Yes. Please don’t construe my caution regarding First Amendment concerns to mean that there is no recourse for threats made toward government employees. That is not true. Indeed, the North Carolina Supreme Court recently held in State v. Taylor, 379 N.C. 589 (2021) (discussed here), that the defendant could be criminally prosecuted for threatening to kill a court officer in violation of G.S. 14-16.7 based on comments he posted on social media. The defendant in that case went on a Facebook rant about the local district attorney after she declined to institute a criminal prosecution following the death of a child.  The defendant’s comments were disturbing.  In one of them, he promised that the district attorney “will be the first to go” when a purportedly impending “rebellion against our government” occurs. Id. at 590. In another comment, he declared that “[i]f [District Attorney Welch] won’t do anything, then the death to her as well.” Id. He also made numerous references to the firearms that he owned and his willingness to use them against law enforcement officers if he were ever “raided.” Id.

The Taylor Court noted that true threats may be criminally punished as they are a constitutionally proscribable category of expression not protected by the First Amendment.
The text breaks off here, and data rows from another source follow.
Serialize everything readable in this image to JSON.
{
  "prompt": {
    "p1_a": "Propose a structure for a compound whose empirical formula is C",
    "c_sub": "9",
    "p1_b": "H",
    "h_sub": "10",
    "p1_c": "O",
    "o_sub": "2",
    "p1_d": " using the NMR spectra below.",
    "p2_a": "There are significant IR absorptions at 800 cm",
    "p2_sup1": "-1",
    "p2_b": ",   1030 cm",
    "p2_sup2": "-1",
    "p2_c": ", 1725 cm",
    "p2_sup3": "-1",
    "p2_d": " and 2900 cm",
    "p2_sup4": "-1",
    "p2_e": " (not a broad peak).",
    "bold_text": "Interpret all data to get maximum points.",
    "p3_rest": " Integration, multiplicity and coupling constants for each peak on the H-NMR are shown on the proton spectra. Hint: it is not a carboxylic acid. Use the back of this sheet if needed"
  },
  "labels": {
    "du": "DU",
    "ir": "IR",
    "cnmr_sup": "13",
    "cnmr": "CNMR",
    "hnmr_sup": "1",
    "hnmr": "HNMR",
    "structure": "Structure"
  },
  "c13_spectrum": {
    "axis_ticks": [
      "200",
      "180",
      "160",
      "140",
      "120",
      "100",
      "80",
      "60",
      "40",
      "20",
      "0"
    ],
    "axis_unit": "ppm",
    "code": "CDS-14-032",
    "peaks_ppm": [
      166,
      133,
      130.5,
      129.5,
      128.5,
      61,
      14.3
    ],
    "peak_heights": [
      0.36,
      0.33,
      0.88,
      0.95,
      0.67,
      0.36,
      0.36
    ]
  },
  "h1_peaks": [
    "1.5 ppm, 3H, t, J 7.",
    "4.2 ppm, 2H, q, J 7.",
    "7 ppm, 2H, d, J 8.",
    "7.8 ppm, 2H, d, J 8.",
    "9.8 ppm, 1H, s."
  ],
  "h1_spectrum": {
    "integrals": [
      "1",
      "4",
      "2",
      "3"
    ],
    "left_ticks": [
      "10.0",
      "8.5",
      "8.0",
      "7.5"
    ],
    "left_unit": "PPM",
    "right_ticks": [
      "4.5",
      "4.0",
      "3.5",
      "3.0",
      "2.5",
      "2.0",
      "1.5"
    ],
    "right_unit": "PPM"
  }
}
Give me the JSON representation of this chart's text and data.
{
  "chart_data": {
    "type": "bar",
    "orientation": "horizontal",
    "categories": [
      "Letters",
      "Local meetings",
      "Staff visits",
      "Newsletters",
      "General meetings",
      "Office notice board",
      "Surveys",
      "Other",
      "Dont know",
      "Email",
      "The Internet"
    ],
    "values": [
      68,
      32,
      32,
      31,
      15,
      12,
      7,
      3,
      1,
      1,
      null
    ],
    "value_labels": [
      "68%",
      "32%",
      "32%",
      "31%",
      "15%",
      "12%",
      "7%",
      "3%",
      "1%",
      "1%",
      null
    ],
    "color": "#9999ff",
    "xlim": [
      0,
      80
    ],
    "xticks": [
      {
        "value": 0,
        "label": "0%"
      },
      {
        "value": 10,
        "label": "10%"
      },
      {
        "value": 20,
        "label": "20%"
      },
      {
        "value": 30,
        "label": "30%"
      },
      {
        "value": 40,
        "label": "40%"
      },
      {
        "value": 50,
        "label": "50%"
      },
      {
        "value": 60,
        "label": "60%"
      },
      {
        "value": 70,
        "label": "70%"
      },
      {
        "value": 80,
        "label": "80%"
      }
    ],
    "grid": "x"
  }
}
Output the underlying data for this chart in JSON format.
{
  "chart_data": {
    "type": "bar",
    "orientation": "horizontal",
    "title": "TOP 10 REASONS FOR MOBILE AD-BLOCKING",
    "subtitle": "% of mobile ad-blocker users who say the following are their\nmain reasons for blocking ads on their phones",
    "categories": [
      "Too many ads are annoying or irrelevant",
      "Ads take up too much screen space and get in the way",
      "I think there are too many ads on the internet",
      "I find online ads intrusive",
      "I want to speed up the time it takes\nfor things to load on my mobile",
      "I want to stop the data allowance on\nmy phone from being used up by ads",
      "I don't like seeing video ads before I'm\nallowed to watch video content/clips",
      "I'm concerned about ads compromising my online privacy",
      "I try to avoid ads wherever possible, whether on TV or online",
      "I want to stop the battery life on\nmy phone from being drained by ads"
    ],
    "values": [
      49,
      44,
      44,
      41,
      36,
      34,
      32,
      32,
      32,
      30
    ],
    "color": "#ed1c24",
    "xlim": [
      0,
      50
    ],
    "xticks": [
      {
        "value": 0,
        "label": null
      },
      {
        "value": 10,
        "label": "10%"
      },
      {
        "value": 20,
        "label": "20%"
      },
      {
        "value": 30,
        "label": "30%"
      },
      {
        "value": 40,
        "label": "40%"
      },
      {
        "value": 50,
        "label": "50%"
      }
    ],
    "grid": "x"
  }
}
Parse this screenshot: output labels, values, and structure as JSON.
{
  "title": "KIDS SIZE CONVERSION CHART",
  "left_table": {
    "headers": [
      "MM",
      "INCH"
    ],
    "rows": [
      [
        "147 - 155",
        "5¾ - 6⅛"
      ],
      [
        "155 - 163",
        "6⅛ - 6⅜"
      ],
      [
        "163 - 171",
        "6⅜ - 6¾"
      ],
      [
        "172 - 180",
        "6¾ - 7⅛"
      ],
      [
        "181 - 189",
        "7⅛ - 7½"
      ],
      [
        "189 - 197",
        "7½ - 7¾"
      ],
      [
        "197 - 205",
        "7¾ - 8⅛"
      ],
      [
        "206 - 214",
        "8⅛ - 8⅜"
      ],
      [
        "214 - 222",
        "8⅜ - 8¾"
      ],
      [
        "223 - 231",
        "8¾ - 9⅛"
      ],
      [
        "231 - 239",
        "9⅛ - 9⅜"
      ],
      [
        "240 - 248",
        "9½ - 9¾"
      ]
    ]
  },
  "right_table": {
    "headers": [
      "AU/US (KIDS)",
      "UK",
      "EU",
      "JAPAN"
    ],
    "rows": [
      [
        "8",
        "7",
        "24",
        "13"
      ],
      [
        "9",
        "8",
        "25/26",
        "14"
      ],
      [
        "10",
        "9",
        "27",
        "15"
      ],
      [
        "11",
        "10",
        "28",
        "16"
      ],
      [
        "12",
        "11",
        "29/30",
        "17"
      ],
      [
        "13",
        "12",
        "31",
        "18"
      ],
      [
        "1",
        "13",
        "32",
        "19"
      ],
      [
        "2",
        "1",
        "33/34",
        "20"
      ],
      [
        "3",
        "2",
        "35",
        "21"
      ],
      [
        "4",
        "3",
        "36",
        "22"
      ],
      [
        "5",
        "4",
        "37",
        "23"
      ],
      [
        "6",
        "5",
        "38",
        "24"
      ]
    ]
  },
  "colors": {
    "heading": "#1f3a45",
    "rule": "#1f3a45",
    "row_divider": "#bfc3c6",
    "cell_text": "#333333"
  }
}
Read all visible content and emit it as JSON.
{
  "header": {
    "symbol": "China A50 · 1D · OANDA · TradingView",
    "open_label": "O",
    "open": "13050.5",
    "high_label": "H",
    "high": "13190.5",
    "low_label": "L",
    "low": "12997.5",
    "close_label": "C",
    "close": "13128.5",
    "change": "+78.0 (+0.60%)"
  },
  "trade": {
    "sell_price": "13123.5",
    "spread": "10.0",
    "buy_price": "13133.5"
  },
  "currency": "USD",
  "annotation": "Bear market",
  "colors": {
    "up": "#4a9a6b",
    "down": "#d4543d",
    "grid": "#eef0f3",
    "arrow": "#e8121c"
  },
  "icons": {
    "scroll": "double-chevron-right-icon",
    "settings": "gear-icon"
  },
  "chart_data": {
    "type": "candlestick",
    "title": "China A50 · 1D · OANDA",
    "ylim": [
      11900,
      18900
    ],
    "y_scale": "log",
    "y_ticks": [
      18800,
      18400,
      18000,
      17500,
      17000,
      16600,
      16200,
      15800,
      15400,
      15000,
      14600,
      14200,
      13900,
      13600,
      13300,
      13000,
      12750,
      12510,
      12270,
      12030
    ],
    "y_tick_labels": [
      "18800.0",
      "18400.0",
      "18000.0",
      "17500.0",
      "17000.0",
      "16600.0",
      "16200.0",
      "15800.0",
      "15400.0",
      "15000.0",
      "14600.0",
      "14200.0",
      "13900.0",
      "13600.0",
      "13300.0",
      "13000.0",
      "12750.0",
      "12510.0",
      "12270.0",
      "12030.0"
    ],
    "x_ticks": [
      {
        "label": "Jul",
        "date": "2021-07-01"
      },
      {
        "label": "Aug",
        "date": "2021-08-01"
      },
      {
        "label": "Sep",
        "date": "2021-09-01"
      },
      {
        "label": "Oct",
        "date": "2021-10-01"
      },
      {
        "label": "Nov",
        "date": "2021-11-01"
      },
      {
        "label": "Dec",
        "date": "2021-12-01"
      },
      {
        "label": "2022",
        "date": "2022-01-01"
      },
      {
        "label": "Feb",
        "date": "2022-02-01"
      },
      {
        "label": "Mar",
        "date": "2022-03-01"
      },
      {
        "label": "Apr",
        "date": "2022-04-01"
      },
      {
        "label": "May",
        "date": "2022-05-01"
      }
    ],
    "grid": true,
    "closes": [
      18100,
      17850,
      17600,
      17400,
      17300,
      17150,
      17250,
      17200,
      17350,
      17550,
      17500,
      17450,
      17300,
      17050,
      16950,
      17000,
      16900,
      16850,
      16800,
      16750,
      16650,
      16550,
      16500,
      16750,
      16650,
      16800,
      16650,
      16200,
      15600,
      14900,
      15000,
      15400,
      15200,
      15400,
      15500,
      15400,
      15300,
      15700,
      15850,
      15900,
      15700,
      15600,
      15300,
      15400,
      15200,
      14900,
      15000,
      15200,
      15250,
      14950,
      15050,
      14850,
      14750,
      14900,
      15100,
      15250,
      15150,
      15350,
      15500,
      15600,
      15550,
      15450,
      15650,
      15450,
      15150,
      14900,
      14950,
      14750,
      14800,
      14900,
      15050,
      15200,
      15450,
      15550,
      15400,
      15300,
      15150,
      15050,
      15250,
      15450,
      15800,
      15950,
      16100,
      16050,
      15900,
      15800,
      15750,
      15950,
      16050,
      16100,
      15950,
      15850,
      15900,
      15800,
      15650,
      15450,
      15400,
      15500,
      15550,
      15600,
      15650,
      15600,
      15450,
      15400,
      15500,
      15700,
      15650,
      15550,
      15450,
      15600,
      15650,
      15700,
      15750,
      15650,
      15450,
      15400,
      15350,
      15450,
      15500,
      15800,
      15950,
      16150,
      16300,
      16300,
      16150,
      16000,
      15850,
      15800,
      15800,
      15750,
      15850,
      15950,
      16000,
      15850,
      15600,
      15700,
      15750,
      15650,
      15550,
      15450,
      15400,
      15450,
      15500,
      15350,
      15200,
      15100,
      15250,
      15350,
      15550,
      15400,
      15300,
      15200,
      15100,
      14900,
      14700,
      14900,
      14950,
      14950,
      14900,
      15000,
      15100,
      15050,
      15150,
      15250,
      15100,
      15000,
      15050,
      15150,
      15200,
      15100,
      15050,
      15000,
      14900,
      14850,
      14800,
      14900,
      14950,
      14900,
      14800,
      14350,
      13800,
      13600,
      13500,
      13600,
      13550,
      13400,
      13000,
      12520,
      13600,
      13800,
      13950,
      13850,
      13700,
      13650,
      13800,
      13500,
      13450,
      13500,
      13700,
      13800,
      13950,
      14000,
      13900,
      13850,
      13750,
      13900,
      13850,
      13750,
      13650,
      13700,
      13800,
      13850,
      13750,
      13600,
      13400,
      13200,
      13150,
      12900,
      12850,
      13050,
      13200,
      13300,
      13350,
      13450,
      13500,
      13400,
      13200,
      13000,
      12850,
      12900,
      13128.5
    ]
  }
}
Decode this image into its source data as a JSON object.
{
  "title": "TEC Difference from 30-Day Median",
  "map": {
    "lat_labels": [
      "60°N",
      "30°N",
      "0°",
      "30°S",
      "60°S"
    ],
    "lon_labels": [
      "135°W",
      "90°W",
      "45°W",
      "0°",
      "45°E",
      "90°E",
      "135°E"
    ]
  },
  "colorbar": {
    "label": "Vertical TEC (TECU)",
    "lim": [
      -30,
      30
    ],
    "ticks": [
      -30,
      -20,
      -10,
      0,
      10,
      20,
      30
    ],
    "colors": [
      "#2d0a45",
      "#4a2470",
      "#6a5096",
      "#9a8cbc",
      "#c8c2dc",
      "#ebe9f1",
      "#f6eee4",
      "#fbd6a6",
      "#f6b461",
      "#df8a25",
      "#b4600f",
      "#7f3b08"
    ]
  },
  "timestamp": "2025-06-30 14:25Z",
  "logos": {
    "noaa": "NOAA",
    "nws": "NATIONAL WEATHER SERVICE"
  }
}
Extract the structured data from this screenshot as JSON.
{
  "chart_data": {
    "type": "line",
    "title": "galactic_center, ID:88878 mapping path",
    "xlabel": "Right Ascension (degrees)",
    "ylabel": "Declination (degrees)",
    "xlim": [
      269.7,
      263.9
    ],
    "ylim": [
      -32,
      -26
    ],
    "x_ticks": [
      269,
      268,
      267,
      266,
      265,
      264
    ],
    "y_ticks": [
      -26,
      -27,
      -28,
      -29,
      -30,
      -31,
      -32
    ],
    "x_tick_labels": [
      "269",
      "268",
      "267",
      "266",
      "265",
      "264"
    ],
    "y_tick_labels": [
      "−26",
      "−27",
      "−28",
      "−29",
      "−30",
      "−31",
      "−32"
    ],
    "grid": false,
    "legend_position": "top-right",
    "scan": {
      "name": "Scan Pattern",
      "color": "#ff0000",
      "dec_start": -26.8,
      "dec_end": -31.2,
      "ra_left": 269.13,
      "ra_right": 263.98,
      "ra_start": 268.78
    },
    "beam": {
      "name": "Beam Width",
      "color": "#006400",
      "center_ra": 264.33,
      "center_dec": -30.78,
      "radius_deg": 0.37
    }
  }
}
The Court defined a true threat as “an objectively threatening statement communicated by a party which possesses the subjective intent to threaten a listener or identifiable group.” Id. at 605. The Court explained that “[w]hen an individual communicates a true threat, the First Amendment allows the State to punish the individual because a true threat is not the type of speech [which is] indispensable to decision making in a democracy.” Id. (internal quotations and citations omitted). The Taylor Court went on to determine that the State’s evidence was sufficient to survive a motion to dismiss and to warrant submission of the case to the jury.

Thus, it is clear that threats against public officials and employees may be prosecuted and that social media rants, even on matters of public concern, may be criminally prosecuted if they constitute a true threat.

Other remedies. For conduct that falls short of a threat, there may be remedies other than criminal prosecution, including the ability in certain circumstances involving harassment to seek a civil no-contact order.

Those types of orders often are referred to as 50C orders.  A person may seek such an order in district court based on allegations of stalking – which includes harassing another person on more than one occasion without legal purpose and with the intent to place the person in reasonable fear for the person’s safety. A court granting that kind of order may order a person not to contact the victim.